Caminando por el bosque, el gato se encontró con un astuto zorro.

-¿Qué tal te van las cosas? -preguntó el gato-. Lo digo porque  a mí me van muy mal. Mi dueña me tiene encerrado en casa y me obliga a estar cazando ratones todo el día.

-¿Cómo te atreves a tutearme? -se enfadó el zorro-. Eso me ocurre por acercarme a un vulgar cazarratones como tú. ¿Qué educación has recibido? ¿En cuántas artes eres maestro?

-Sólo en una -respondió con humildad el gato.

-¿Se puede saber en cuál? -se digno a preguntar el zorro.

-Si -respondió el gato-. Cuando los perros corren tras mí, tengo gran habilidad para trepar a un árbol y así me pongo a salvo.

-¡Ja, ja, ja! -se burló el zorro-. ¿Eso es todo, pobre amigo? Yo soy maestro de cien artes y, por añadidura, tengo un saco lleno de artimañas y malicias.

-¡Que suerte! -se admiró el gato.

Me das lástima -dijo el zorro con gesto protector y haciendo un gesto para que le siguiera. Voy a abrir para tí mi saco de artimañas para escapar de la persecución de los perros.

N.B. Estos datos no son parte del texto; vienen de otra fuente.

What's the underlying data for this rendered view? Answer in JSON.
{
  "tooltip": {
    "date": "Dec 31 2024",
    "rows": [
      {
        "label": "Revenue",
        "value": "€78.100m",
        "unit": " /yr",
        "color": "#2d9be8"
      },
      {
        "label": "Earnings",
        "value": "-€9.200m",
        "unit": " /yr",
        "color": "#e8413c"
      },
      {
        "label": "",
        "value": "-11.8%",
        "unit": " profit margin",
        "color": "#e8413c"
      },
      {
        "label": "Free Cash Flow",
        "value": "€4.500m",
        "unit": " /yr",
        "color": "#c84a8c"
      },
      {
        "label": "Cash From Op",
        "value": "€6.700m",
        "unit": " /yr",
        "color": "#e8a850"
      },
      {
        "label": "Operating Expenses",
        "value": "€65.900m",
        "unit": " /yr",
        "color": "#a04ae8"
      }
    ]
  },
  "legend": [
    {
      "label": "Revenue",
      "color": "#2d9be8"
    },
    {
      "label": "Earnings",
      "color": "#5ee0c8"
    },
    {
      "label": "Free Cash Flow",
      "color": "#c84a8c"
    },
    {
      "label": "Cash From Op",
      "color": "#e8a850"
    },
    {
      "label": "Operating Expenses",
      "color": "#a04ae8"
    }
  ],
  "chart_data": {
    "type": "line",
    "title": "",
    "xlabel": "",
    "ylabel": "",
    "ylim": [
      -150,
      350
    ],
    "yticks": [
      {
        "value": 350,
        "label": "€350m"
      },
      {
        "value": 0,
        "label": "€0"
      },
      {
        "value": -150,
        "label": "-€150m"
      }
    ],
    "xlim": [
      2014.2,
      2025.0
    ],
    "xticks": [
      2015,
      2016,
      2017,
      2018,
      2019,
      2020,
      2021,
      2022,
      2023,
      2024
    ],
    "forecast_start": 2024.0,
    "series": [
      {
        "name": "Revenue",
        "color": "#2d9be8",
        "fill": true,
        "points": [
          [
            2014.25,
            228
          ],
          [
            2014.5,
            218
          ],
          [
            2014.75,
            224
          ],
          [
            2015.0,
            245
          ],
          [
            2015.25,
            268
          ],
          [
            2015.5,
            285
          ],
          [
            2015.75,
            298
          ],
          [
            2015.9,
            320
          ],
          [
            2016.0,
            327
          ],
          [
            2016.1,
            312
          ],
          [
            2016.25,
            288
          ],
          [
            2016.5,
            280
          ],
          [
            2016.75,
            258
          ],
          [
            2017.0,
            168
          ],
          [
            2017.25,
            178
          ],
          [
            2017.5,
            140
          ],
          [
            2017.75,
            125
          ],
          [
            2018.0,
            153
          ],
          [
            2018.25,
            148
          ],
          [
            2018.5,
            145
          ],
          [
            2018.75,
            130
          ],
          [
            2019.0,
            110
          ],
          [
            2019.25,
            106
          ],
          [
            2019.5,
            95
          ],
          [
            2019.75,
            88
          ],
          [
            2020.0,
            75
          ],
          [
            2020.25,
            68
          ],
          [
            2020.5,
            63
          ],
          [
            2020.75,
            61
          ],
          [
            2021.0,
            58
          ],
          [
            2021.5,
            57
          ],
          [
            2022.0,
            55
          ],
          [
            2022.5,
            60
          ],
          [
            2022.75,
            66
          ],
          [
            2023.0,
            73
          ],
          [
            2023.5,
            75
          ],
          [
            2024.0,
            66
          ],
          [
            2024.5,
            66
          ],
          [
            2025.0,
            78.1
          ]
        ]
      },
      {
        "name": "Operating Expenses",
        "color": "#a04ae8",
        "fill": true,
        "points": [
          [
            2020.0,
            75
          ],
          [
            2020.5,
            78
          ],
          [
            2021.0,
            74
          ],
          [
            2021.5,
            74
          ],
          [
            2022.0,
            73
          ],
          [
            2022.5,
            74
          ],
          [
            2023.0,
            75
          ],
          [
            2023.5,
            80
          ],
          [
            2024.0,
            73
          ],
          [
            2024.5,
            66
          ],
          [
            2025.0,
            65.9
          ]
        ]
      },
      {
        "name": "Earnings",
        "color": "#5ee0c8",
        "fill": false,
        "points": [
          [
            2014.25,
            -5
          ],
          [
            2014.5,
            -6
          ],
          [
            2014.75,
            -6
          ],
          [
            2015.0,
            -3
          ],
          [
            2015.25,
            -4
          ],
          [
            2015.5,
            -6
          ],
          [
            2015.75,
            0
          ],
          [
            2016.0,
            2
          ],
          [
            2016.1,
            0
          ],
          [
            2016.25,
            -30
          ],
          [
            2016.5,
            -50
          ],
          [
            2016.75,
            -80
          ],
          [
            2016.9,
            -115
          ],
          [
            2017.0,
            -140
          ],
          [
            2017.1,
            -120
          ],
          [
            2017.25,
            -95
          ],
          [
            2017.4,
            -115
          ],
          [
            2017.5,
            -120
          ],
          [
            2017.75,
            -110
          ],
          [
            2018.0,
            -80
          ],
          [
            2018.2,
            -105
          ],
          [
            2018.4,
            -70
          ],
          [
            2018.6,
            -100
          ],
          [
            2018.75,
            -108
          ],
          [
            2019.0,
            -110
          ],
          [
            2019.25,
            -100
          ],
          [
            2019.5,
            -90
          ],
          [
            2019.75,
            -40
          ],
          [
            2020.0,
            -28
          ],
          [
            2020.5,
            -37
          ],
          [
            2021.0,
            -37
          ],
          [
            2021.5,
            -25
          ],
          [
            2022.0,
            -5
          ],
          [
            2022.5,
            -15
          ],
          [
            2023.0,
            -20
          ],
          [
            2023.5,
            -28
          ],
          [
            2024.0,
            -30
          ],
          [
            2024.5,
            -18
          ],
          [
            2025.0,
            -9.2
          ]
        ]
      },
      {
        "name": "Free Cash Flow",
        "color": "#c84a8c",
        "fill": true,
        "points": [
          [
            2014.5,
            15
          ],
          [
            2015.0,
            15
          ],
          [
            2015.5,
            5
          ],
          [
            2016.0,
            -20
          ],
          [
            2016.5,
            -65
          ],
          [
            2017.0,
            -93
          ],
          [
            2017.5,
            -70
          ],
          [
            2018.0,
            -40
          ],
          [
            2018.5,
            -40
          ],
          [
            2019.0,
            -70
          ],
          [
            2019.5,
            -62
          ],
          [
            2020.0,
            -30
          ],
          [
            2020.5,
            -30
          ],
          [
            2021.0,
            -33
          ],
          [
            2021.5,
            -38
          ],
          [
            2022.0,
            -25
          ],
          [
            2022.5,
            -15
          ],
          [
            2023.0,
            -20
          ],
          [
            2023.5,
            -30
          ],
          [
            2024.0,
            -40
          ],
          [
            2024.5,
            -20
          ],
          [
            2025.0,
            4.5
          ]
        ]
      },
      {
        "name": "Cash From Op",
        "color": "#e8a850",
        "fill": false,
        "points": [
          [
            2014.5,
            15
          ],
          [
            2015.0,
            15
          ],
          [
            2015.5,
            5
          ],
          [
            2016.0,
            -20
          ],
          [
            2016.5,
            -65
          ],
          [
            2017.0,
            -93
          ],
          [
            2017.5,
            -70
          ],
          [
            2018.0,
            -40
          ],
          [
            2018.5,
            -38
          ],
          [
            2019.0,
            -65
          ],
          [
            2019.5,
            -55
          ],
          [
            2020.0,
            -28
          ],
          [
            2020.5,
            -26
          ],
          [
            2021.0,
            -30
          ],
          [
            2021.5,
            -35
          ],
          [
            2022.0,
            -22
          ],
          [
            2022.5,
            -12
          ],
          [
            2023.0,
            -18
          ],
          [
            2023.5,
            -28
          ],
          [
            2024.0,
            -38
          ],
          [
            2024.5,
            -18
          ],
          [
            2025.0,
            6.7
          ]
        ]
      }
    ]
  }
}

El gato, agradecido, no dudó  en acompañar al zorro.  Pero, en aquel momento, un cazador irrumpió en el lugar, gritando a sus perros.

-¡Un zorro! ¡Atrapadle! ¡No le dejéis escapar!

El gato, de un salto, se subió a un corpulento árbol con la intención de ocultarse en lo más frondoso de sus ramas.

-¡Esperadme! -dijo el zorro, temblando-. ¡Los perros me van a atrapar!

Los perros sin darle tiempo a defenderse, se lanzaron sobre el zorro, animados por los gritos del cazador.

-¡Auxilio! -gritó el zorro-. ¿Es que nadie va a acudir en mi ayuda?

-¿Qué haces? -se extrañó el gato, resguardado en lo alto del árbol-. ¿Por qué no abres tu saco de experiencia y usas una de tus tretas para escapar de los perros?

Como es de suponer, el cazador no tardó en atrapar al pobre zorro.

-¡Adiós, señor zorro! -gritó el gato-. Tú con tus cien artes y tu saco de artimañas no te has librado de ser cazado. En cambio yo, con sólo trepar a un árbol, estoy a salvo.